Prepaid Expenses

What Are Prepaid Expenses?

A prepaid expense is an expense that is paid for in advance. Recurring expenses such as insurance and rent can be paid for with one payment that covers the cost of the expense for several months or even a year.

Often, businesses prepay expenses in this manner because they can receive a discount.

Prepaid expenses also provide a benefit to a business by relieving the obligation of payment for future accounting periods. In this manner, prepaid expenses are considered an asset.

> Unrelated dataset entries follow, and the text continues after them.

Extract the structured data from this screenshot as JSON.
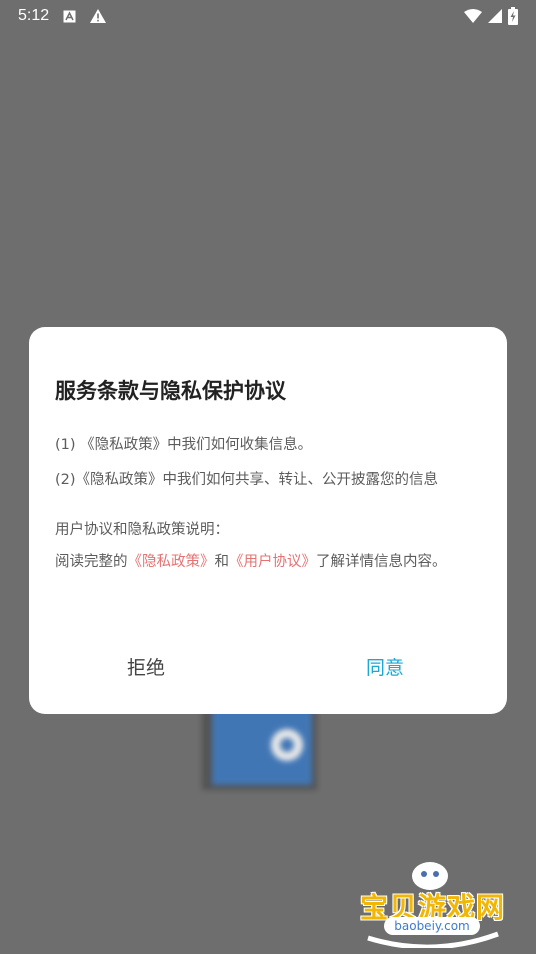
{
  "status_bar": {
    "time": "5:12",
    "icons": [
      "a-box-icon",
      "alert-triangle-icon"
    ],
    "right_icons": [
      "wifi-icon",
      "signal-icon",
      "battery-charging-icon"
    ]
  },
  "dialog": {
    "title": "服务条款与隐私保护协议",
    "line1": "(1) 《隐私政策》中我们如何收集信息。",
    "line2": "(2)《隐私政策》中我们如何共享、转让、公开披露您的信息",
    "section_label": "用户协议和隐私政策说明：",
    "paragraph": {
      "prefix": "阅读完整的",
      "link1": "《隐私政策》",
      "middle": "和",
      "link2": "《用户协议》",
      "suffix": "了解详情信息内容。"
    },
    "reject_label": "拒绝",
    "agree_label": "同意"
  },
  "watermark": {
    "brand": "宝贝游戏网",
    "url": "baobeiy.com"
  },
  "colors": {
    "overlay": "#6e6e6e",
    "link": "#e57373",
    "agree": "#1aa8d4"
  }
}
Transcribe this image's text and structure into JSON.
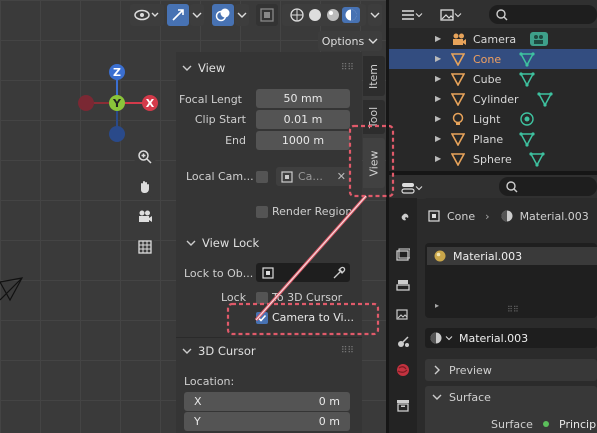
{
  "viewport": {
    "header_options": "Options",
    "gizmo": {
      "z": "Z",
      "y": "Y",
      "x": "X"
    }
  },
  "npanel": {
    "tabs": [
      "Item",
      "Tool",
      "View"
    ],
    "view_section": "View",
    "focal_label": "Focal Lengt",
    "focal_value": "50 mm",
    "clip_start_label": "Clip Start",
    "clip_start_value": "0.01 m",
    "end_label": "End",
    "end_value": "1000 m",
    "local_camera_label": "Local Cam...",
    "camera_field": "Ca...",
    "render_region": "Render Region",
    "view_lock_section": "View Lock",
    "lock_to_object": "Lock to Ob...",
    "lock_label": "Lock",
    "to_3d_cursor": "To 3D Cursor",
    "camera_to_view": "Camera to Vi...",
    "cursor_section": "3D Cursor",
    "location_label": "Location:",
    "x_label": "X",
    "x_value": "0 m",
    "y_label": "Y",
    "y_value": "0 m"
  },
  "outliner": {
    "items": [
      {
        "name": "Camera",
        "selected": false
      },
      {
        "name": "Cone",
        "selected": true
      },
      {
        "name": "Cube",
        "selected": false
      },
      {
        "name": "Cylinder",
        "selected": false
      },
      {
        "name": "Light",
        "selected": false
      },
      {
        "name": "Plane",
        "selected": false
      },
      {
        "name": "Sphere",
        "selected": false
      }
    ]
  },
  "properties": {
    "breadcrumb_object": "Cone",
    "breadcrumb_material": "Material.003",
    "slot_name": "Material.003",
    "material_select": "Material.003",
    "preview": "Preview",
    "surface": "Surface",
    "surface_label": "Surface",
    "surface_value": "Principl"
  },
  "colors": {
    "accent": "#4772b3",
    "annotation": "#e05a6a",
    "selected_row": "#334d80",
    "outliner_text_sel": "#f0a060"
  }
}
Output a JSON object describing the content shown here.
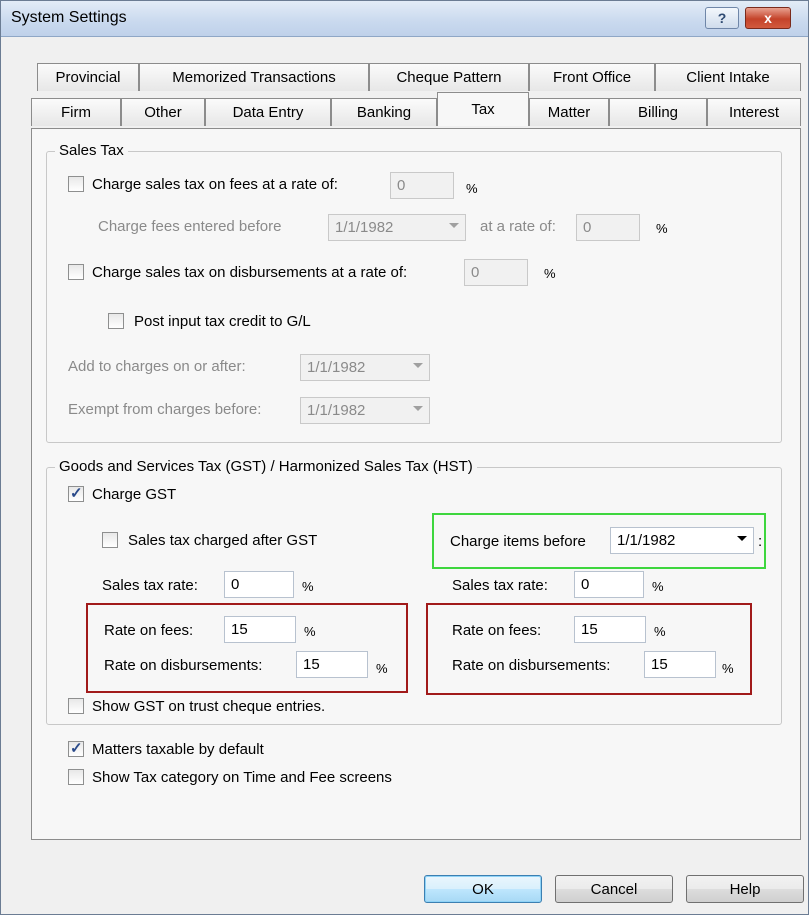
{
  "window": {
    "title": "System Settings",
    "help_glyph": "?",
    "close_glyph": "x"
  },
  "tabs": {
    "row1": [
      "Provincial",
      "Memorized Transactions",
      "Cheque Pattern",
      "Front Office",
      "Client Intake"
    ],
    "row2": [
      "Firm",
      "Other",
      "Data Entry",
      "Banking",
      "Tax",
      "Matter",
      "Billing",
      "Interest"
    ],
    "active": "Tax"
  },
  "sales_tax": {
    "group_title": "Sales Tax",
    "charge_fees_label": "Charge sales tax on fees at a rate of:",
    "charge_fees_value": "0",
    "charge_fees_checked": false,
    "fees_entered_before_label": "Charge fees entered before",
    "fees_entered_before_date": "1/1/1982",
    "at_rate_label": "at a rate of:",
    "at_rate_value": "0",
    "charge_disb_label": "Charge sales tax on disbursements at a rate of:",
    "charge_disb_value": "0",
    "charge_disb_checked": false,
    "post_input_label": "Post input tax credit to G/L",
    "post_input_checked": false,
    "add_to_charges_label": "Add to charges on or after:",
    "add_to_charges_date": "1/1/1982",
    "exempt_label": "Exempt from charges before:",
    "exempt_date": "1/1/1982"
  },
  "gst": {
    "group_title": "Goods and Services Tax (GST) / Harmonized Sales Tax (HST)",
    "charge_gst_label": "Charge GST",
    "charge_gst_checked": true,
    "after_gst_label": "Sales tax charged after GST",
    "after_gst_checked": false,
    "charge_items_before_label": "Charge items before",
    "charge_items_before_date": "1/1/1982",
    "charge_items_suffix": ":",
    "left": {
      "sales_tax_rate_label": "Sales tax rate:",
      "sales_tax_rate_value": "0",
      "rate_fees_label": "Rate on fees:",
      "rate_fees_value": "15",
      "rate_disb_label": "Rate on disbursements:",
      "rate_disb_value": "15"
    },
    "right": {
      "sales_tax_rate_label": "Sales tax rate:",
      "sales_tax_rate_value": "0",
      "rate_fees_label": "Rate on fees:",
      "rate_fees_value": "15",
      "rate_disb_label": "Rate on disbursements:",
      "rate_disb_value": "15"
    },
    "show_gst_trust_label": "Show GST on trust cheque entries.",
    "show_gst_trust_checked": false
  },
  "options": {
    "matters_taxable_label": "Matters taxable by default",
    "matters_taxable_checked": true,
    "show_tax_category_label": "Show Tax category on Time and Fee screens",
    "show_tax_category_checked": false
  },
  "percent_sign": "%",
  "buttons": {
    "ok": "OK",
    "cancel": "Cancel",
    "help": "Help"
  },
  "colors": {
    "highlight_green": "#3ed63e",
    "highlight_red": "#a11a1a",
    "titlebar": "#c9d9ee",
    "close_red": "#c4432a"
  }
}
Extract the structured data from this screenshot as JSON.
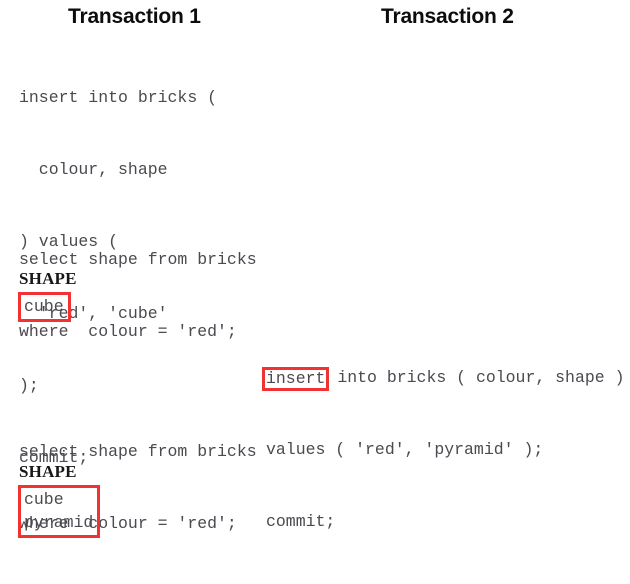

Anything that has economic value to a business is considered an asset. Prepaid expenses are considered a prepaid asset because the item that is paid for in advance, such as the rent or insurance coverage, has monetary value. Prepaid expenses are also considered a current asset because they can be easily liquidated—the value can be realized or converted to cash in one year or less. However, every asset has a cost. The value of the prepaid asset is offset by the cost of the expense in each of the affected reporting periods.

How Are Prepaid Expenses Recorded?

Recording a prepaid expense is a multi-step process. The expense will be debited as an asset in a prepaid account, such as insurance or rent.

It will be credited for the same amount of the full expense in the cash account, from which the payment was drawn.

As the expense is used up, monthly incremental payments will be credited to the asset, and debited in the appropriate expense account, such as insurance expense or rent expense.

By the time the expense is fully used up, the asset value will have reached zero, and the expense will now total the full amount that was paid. In this manner, the asset entry and the expense entries will cancel each other out.